Even when the development team IS the current bottleneck, improving it soon moves that bottleneck elsewhere in the organisation. Agile Coaches and other folks in the development function rarely have the remit or authority to follow that moving constraint. And so rarely if ever does the improvement initiative continue in the newly-constraining area of the business.

Where Organisational Psychotherapy Comes In

Both of the aforementioned fallacies arise in organisations with low levels of congruence. Such organisations have a gulf between how they perceive themselves (self-image), their ideal self, and how they actually experience life. To paraphrase Carl Rogers:

“Organisations behave as they do because of the way they perceive themselves and their situation.”

Where an organisation’s self-image and actual experience are consistent or very similar, a state of congruence exists. Rarely, if ever, does a total state of congruence exist; all organisations experience a certain amount of incongruence.

Organisational therapy serves to help willing organisations reduce the gulf between their self-image and their actual experience. In other words, to improve congruence. Agile Coaches could do this, given the brief (remit) and skills – and some of the more effective ones likely do already. Albeit intuitively rather than with an explicit understand of what’s happening. Oh so rarely is this remit conferred, or sought, however.

The practical side to Roger’s Theory of Self states that being in a condition of incongruence is uncomfortable; therefore each organisation seeks to become more congruent. When the distance between the self-image and actual experience becomes too great, the organisation is more likely to exhibit both distress and anxiety. Likewise the people within it.

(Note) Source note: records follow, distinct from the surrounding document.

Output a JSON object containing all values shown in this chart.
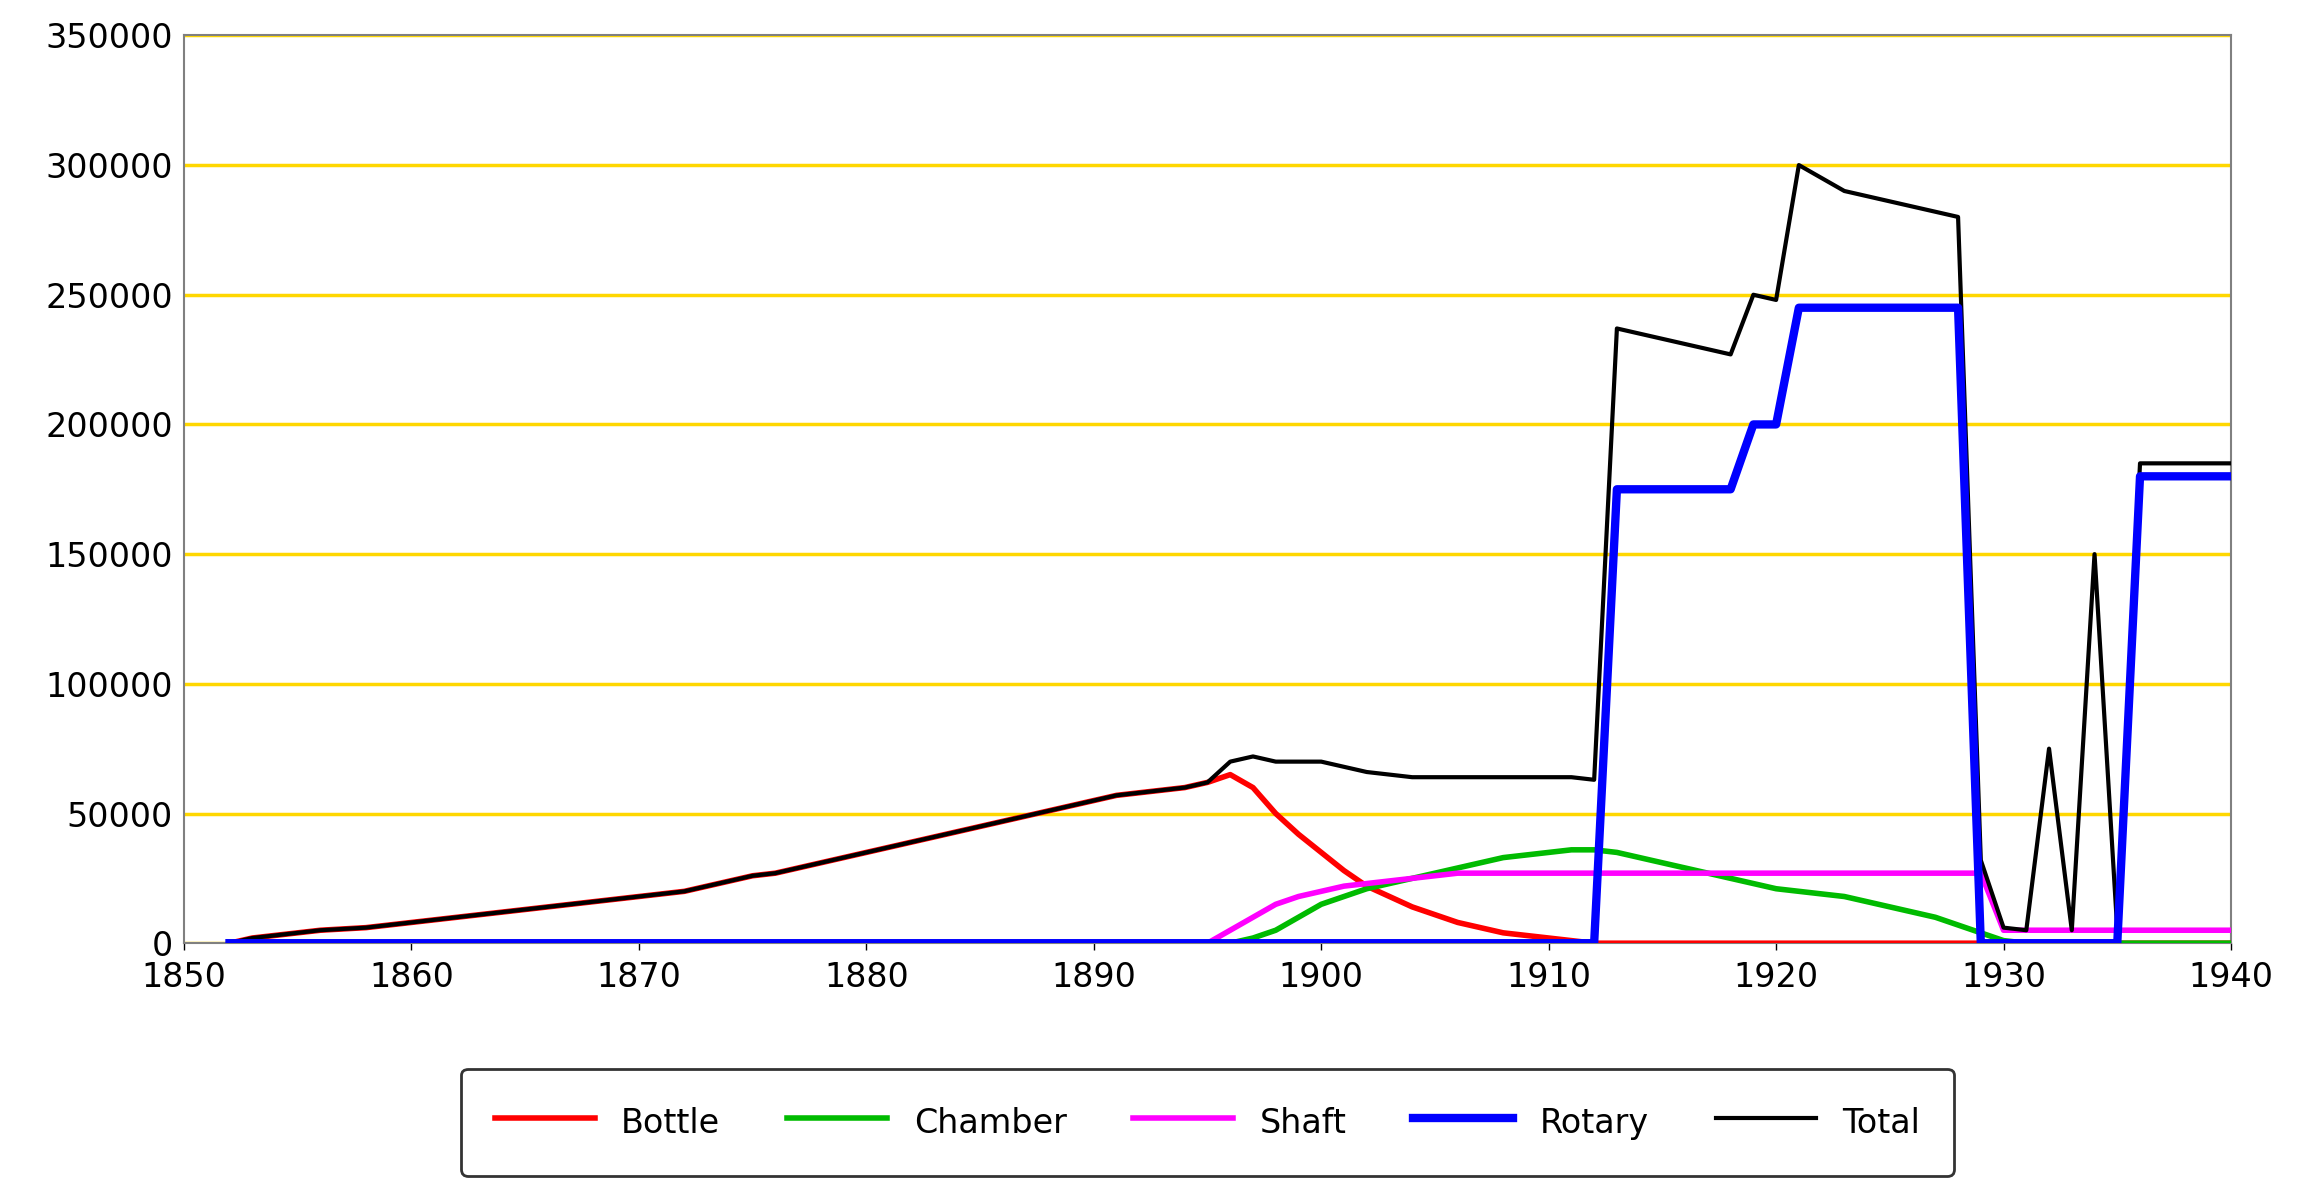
{
  "xlim": [
    1850,
    1940
  ],
  "ylim": [
    0,
    350000
  ],
  "yticks": [
    0,
    50000,
    100000,
    150000,
    200000,
    250000,
    300000,
    350000
  ],
  "xticks": [
    1850,
    1860,
    1870,
    1880,
    1890,
    1900,
    1910,
    1920,
    1930,
    1940
  ],
  "grid_color": "#FFD700",
  "background_color": "#ffffff",
  "series": {
    "Bottle": {
      "color": "#FF0000",
      "linewidth": 4,
      "data": [
        [
          1852,
          0
        ],
        [
          1853,
          2000
        ],
        [
          1854,
          3000
        ],
        [
          1855,
          4000
        ],
        [
          1856,
          5000
        ],
        [
          1857,
          5500
        ],
        [
          1858,
          6000
        ],
        [
          1859,
          7000
        ],
        [
          1860,
          8000
        ],
        [
          1861,
          9000
        ],
        [
          1862,
          10000
        ],
        [
          1863,
          11000
        ],
        [
          1864,
          12000
        ],
        [
          1865,
          13000
        ],
        [
          1866,
          14000
        ],
        [
          1867,
          15000
        ],
        [
          1868,
          16000
        ],
        [
          1869,
          17000
        ],
        [
          1870,
          18000
        ],
        [
          1871,
          19000
        ],
        [
          1872,
          20000
        ],
        [
          1873,
          22000
        ],
        [
          1874,
          24000
        ],
        [
          1875,
          26000
        ],
        [
          1876,
          27000
        ],
        [
          1877,
          29000
        ],
        [
          1878,
          31000
        ],
        [
          1879,
          33000
        ],
        [
          1880,
          35000
        ],
        [
          1881,
          37000
        ],
        [
          1882,
          39000
        ],
        [
          1883,
          41000
        ],
        [
          1884,
          43000
        ],
        [
          1885,
          45000
        ],
        [
          1886,
          47000
        ],
        [
          1887,
          49000
        ],
        [
          1888,
          51000
        ],
        [
          1889,
          53000
        ],
        [
          1890,
          55000
        ],
        [
          1891,
          57000
        ],
        [
          1892,
          58000
        ],
        [
          1893,
          59000
        ],
        [
          1894,
          60000
        ],
        [
          1895,
          62000
        ],
        [
          1896,
          65000
        ],
        [
          1897,
          60000
        ],
        [
          1898,
          50000
        ],
        [
          1899,
          42000
        ],
        [
          1900,
          35000
        ],
        [
          1901,
          28000
        ],
        [
          1902,
          22000
        ],
        [
          1903,
          18000
        ],
        [
          1904,
          14000
        ],
        [
          1905,
          11000
        ],
        [
          1906,
          8000
        ],
        [
          1907,
          6000
        ],
        [
          1908,
          4000
        ],
        [
          1909,
          3000
        ],
        [
          1910,
          2000
        ],
        [
          1911,
          1000
        ],
        [
          1912,
          0
        ],
        [
          1940,
          0
        ]
      ]
    },
    "Chamber": {
      "color": "#00BB00",
      "linewidth": 4,
      "data": [
        [
          1852,
          0
        ],
        [
          1896,
          0
        ],
        [
          1897,
          2000
        ],
        [
          1898,
          5000
        ],
        [
          1899,
          10000
        ],
        [
          1900,
          15000
        ],
        [
          1901,
          18000
        ],
        [
          1902,
          21000
        ],
        [
          1903,
          23000
        ],
        [
          1904,
          25000
        ],
        [
          1905,
          27000
        ],
        [
          1906,
          29000
        ],
        [
          1907,
          31000
        ],
        [
          1908,
          33000
        ],
        [
          1909,
          34000
        ],
        [
          1910,
          35000
        ],
        [
          1911,
          36000
        ],
        [
          1912,
          36000
        ],
        [
          1913,
          35000
        ],
        [
          1914,
          33000
        ],
        [
          1915,
          31000
        ],
        [
          1916,
          29000
        ],
        [
          1917,
          27000
        ],
        [
          1918,
          25000
        ],
        [
          1919,
          23000
        ],
        [
          1920,
          21000
        ],
        [
          1921,
          20000
        ],
        [
          1922,
          19000
        ],
        [
          1923,
          18000
        ],
        [
          1924,
          16000
        ],
        [
          1925,
          14000
        ],
        [
          1926,
          12000
        ],
        [
          1927,
          10000
        ],
        [
          1928,
          7000
        ],
        [
          1929,
          4000
        ],
        [
          1930,
          1000
        ],
        [
          1931,
          0
        ],
        [
          1940,
          0
        ]
      ]
    },
    "Shaft": {
      "color": "#FF00FF",
      "linewidth": 4,
      "data": [
        [
          1852,
          0
        ],
        [
          1895,
          0
        ],
        [
          1896,
          5000
        ],
        [
          1897,
          10000
        ],
        [
          1898,
          15000
        ],
        [
          1899,
          18000
        ],
        [
          1900,
          20000
        ],
        [
          1901,
          22000
        ],
        [
          1902,
          23000
        ],
        [
          1903,
          24000
        ],
        [
          1904,
          25000
        ],
        [
          1905,
          26000
        ],
        [
          1906,
          27000
        ],
        [
          1907,
          27000
        ],
        [
          1908,
          27000
        ],
        [
          1909,
          27000
        ],
        [
          1910,
          27000
        ],
        [
          1911,
          27000
        ],
        [
          1912,
          27000
        ],
        [
          1913,
          27000
        ],
        [
          1914,
          27000
        ],
        [
          1915,
          27000
        ],
        [
          1916,
          27000
        ],
        [
          1917,
          27000
        ],
        [
          1918,
          27000
        ],
        [
          1919,
          27000
        ],
        [
          1920,
          27000
        ],
        [
          1921,
          27000
        ],
        [
          1922,
          27000
        ],
        [
          1923,
          27000
        ],
        [
          1924,
          27000
        ],
        [
          1925,
          27000
        ],
        [
          1926,
          27000
        ],
        [
          1927,
          27000
        ],
        [
          1928,
          27000
        ],
        [
          1929,
          27000
        ],
        [
          1930,
          5000
        ],
        [
          1931,
          5000
        ],
        [
          1932,
          5000
        ],
        [
          1933,
          5000
        ],
        [
          1934,
          5000
        ],
        [
          1935,
          5000
        ],
        [
          1936,
          5000
        ],
        [
          1937,
          5000
        ],
        [
          1938,
          5000
        ],
        [
          1939,
          5000
        ],
        [
          1940,
          5000
        ]
      ]
    },
    "Rotary": {
      "color": "#0000FF",
      "linewidth": 6,
      "data": [
        [
          1852,
          0
        ],
        [
          1912,
          0
        ],
        [
          1913,
          175000
        ],
        [
          1914,
          175000
        ],
        [
          1915,
          175000
        ],
        [
          1916,
          175000
        ],
        [
          1917,
          175000
        ],
        [
          1918,
          175000
        ],
        [
          1919,
          200000
        ],
        [
          1920,
          200000
        ],
        [
          1921,
          245000
        ],
        [
          1922,
          245000
        ],
        [
          1923,
          245000
        ],
        [
          1924,
          245000
        ],
        [
          1925,
          245000
        ],
        [
          1926,
          245000
        ],
        [
          1927,
          245000
        ],
        [
          1928,
          245000
        ],
        [
          1929,
          0
        ],
        [
          1930,
          0
        ],
        [
          1931,
          0
        ],
        [
          1932,
          0
        ],
        [
          1933,
          0
        ],
        [
          1934,
          0
        ],
        [
          1935,
          0
        ],
        [
          1936,
          180000
        ],
        [
          1937,
          180000
        ],
        [
          1938,
          180000
        ],
        [
          1939,
          180000
        ],
        [
          1940,
          180000
        ]
      ]
    },
    "Total": {
      "color": "#000000",
      "linewidth": 3,
      "data": [
        [
          1852,
          0
        ],
        [
          1853,
          2000
        ],
        [
          1854,
          3000
        ],
        [
          1855,
          4000
        ],
        [
          1856,
          5000
        ],
        [
          1857,
          5500
        ],
        [
          1858,
          6000
        ],
        [
          1859,
          7000
        ],
        [
          1860,
          8000
        ],
        [
          1861,
          9000
        ],
        [
          1862,
          10000
        ],
        [
          1863,
          11000
        ],
        [
          1864,
          12000
        ],
        [
          1865,
          13000
        ],
        [
          1866,
          14000
        ],
        [
          1867,
          15000
        ],
        [
          1868,
          16000
        ],
        [
          1869,
          17000
        ],
        [
          1870,
          18000
        ],
        [
          1871,
          19000
        ],
        [
          1872,
          20000
        ],
        [
          1873,
          22000
        ],
        [
          1874,
          24000
        ],
        [
          1875,
          26000
        ],
        [
          1876,
          27000
        ],
        [
          1877,
          29000
        ],
        [
          1878,
          31000
        ],
        [
          1879,
          33000
        ],
        [
          1880,
          35000
        ],
        [
          1881,
          37000
        ],
        [
          1882,
          39000
        ],
        [
          1883,
          41000
        ],
        [
          1884,
          43000
        ],
        [
          1885,
          45000
        ],
        [
          1886,
          47000
        ],
        [
          1887,
          49000
        ],
        [
          1888,
          51000
        ],
        [
          1889,
          53000
        ],
        [
          1890,
          55000
        ],
        [
          1891,
          57000
        ],
        [
          1892,
          58000
        ],
        [
          1893,
          59000
        ],
        [
          1894,
          60000
        ],
        [
          1895,
          62000
        ],
        [
          1896,
          70000
        ],
        [
          1897,
          72000
        ],
        [
          1898,
          70000
        ],
        [
          1899,
          70000
        ],
        [
          1900,
          70000
        ],
        [
          1901,
          68000
        ],
        [
          1902,
          66000
        ],
        [
          1903,
          65000
        ],
        [
          1904,
          64000
        ],
        [
          1905,
          64000
        ],
        [
          1906,
          64000
        ],
        [
          1907,
          64000
        ],
        [
          1908,
          64000
        ],
        [
          1909,
          64000
        ],
        [
          1910,
          64000
        ],
        [
          1911,
          64000
        ],
        [
          1912,
          63000
        ],
        [
          1913,
          237000
        ],
        [
          1914,
          235000
        ],
        [
          1915,
          233000
        ],
        [
          1916,
          231000
        ],
        [
          1917,
          229000
        ],
        [
          1918,
          227000
        ],
        [
          1919,
          250000
        ],
        [
          1920,
          248000
        ],
        [
          1921,
          300000
        ],
        [
          1922,
          295000
        ],
        [
          1923,
          290000
        ],
        [
          1924,
          288000
        ],
        [
          1925,
          286000
        ],
        [
          1926,
          284000
        ],
        [
          1927,
          282000
        ],
        [
          1928,
          280000
        ],
        [
          1929,
          32000
        ],
        [
          1930,
          6000
        ],
        [
          1931,
          5000
        ],
        [
          1932,
          75000
        ],
        [
          1933,
          5000
        ],
        [
          1934,
          150000
        ],
        [
          1935,
          5000
        ],
        [
          1936,
          185000
        ],
        [
          1937,
          185000
        ],
        [
          1938,
          185000
        ],
        [
          1939,
          185000
        ],
        [
          1940,
          185000
        ]
      ]
    }
  },
  "legend_entries": [
    "Bottle",
    "Chamber",
    "Shaft",
    "Rotary",
    "Total"
  ],
  "legend_colors": [
    "#FF0000",
    "#00BB00",
    "#FF00FF",
    "#0000FF",
    "#000000"
  ],
  "legend_linewidths": [
    4,
    4,
    4,
    6,
    3
  ]
}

Thus organisational therapy helps to:

  • Increase congruence.
  • Reduce stress and anxiety levels.
  • Broadly improve cognitive function (through e.g. lower levels of stress and anxiety).
  • Indirectly, address a wide range of pathogenic beliefs, which in turn may lead to…
    • Improved motivation.
    • Increased collaboration across silos.
    • More joined-up initiatives (fewer local optimisations).

The Therapist’s Stance

All the above is predicated on the Agile Coach – if indeed it is he or she who becomes the agent in this kind of intervention – adopting more of a therapist’s stance:

– Bob

 

2 comments
  1. Hi Bob,

    Often, the organizational development projects I do start with conflict workshops with teams. Sometimes there is personal work to be done with team members, who may need someone to help them to reflect on their situation and consider reactions and behaviors they are having, and which they might want personally to change.

    More often the solution lies in changing the organization in which the team is embedded. Working with the team provides an analysis of the bottle-necks, and what needs to be initiated, as the team often knows very well why it is suffering and where the organization is blocking it.

    I rarely see agile coaches able to help with problem, as they are tasked with supporting the team rather than changing the organization, and have neither the status with management nor the self-understanding as organizational developers to be able to get the traction needed.

    If organizational change is what the management team is looking for, then the path is open to bringing both congruence and innovation to the organization, by supporting the organization to align itself with the reality it is dealing with through the needs and insights of the people in the teams themselves.. Effectively, this is modern strategy consulting, which starts bottom-up, and later adds a top-down character when the system as a whole begins to shift through management initiatives.

    • Hi Tom,

      Thanks for taking the time to pen a comment of considerable length, and for sharing some of your experiences.

      Unfortunately, I don’t know what to do with the information you provide. Do you need something from me, or is there anything actionable that readers might take away and apply?